A party with legitimate reason for not attending a scheduled arbitration is not without relief from the court’s entry of a non pros. In such an instance that party may file a petition for relief from the judgment of non pros. Pa.R.Civ.P. 8051. In appropriate cases, where the relief is warranted, the non pros will be removed and the ease can be relisted for arbitration. Thus, the entry of a judgment of non pros when neither party appears for a scheduled compulsory arbitration hearing, is fair to the parties and eliminates the unnecessary administrative burden of continuously carrying the case on the docket.

Having concluded that the trial court had the authority to enter the judgment of non pros, our scope of review is to determine whether the court abused its discretion by refusing to remove that judgment.

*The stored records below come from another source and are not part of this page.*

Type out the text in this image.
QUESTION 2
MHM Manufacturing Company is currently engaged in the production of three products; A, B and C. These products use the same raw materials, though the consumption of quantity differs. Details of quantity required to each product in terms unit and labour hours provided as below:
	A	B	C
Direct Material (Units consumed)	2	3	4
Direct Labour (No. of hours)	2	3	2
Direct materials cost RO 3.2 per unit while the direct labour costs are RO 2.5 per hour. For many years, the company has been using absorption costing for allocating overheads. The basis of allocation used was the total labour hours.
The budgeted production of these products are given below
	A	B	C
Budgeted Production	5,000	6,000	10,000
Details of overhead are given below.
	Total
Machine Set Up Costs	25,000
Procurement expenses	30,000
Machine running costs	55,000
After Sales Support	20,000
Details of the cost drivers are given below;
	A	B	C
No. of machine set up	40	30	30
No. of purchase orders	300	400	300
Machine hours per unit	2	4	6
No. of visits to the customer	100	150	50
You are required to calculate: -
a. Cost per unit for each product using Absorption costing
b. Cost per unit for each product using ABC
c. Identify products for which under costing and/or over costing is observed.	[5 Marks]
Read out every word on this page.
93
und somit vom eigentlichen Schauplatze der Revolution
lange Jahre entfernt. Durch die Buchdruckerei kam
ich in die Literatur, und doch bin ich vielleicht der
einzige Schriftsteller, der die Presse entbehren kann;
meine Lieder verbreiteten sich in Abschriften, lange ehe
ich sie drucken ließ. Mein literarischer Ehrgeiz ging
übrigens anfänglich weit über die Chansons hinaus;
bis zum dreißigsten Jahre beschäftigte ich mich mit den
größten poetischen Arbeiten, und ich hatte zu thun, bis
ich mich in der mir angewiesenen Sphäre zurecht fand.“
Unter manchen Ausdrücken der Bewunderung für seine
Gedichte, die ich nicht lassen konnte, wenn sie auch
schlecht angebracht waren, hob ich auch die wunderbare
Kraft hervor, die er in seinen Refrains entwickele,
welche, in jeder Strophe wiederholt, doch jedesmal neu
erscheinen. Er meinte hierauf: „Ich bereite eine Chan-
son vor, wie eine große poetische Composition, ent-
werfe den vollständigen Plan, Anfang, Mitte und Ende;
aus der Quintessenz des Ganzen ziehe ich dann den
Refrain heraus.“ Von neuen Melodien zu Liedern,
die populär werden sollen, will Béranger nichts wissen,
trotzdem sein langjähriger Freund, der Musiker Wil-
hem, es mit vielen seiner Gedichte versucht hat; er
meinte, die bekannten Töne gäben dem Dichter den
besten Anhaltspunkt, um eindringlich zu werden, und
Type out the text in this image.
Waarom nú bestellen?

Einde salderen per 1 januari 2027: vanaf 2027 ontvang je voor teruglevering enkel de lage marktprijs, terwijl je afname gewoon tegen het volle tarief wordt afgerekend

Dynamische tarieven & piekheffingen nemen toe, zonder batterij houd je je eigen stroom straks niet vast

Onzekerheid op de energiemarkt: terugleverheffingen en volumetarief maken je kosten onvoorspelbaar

The trial court found that Appellant failed to establish a reasonable explanation or legitimate excuse for her failure to appear. This ruling is fully supported in the record based upon the facts alleged by Appellant in her petition and amended petition. Furthermore, the plaintiff not only failed to appear but also has yet to file a Complaint. This inaction and the blatant ignoring of court processes is further support for both the entry of the judgment, and the denial of relief.

The result proposed by the' Majority, which allows the case to proceed to arbitration, fails to recognize the fact that a complaint has not been filed, and absent the filing, the specific facts of the case remain undisclosed. While the filing of the writ of summons in August of 1993, and its service, would act to toll the statute of limitations, the tolling can occur only if the writ was timely filed. This we are unable to discern absent the filing of a complaint. The record in this case does contain, as exhibits, reports from another treating dentist which indicate that Appellant was treated by Appellee some time before September 1991. If the injury occurred more than two years prior to the filing of the writ, a statute of limitations problem exists. The absence of a filed complaint in this matter leaves open this important matter. Further if the statute of limitations has expired, to remand the case to proceed to arbitration, as the Majority suggests, would be a waste of judicial resources. At the very least, we should not offer relief to a party who, for over three years, has not seen fit to draft a complaint, let alone file one. I dissent, and would affirm the court’s judgment.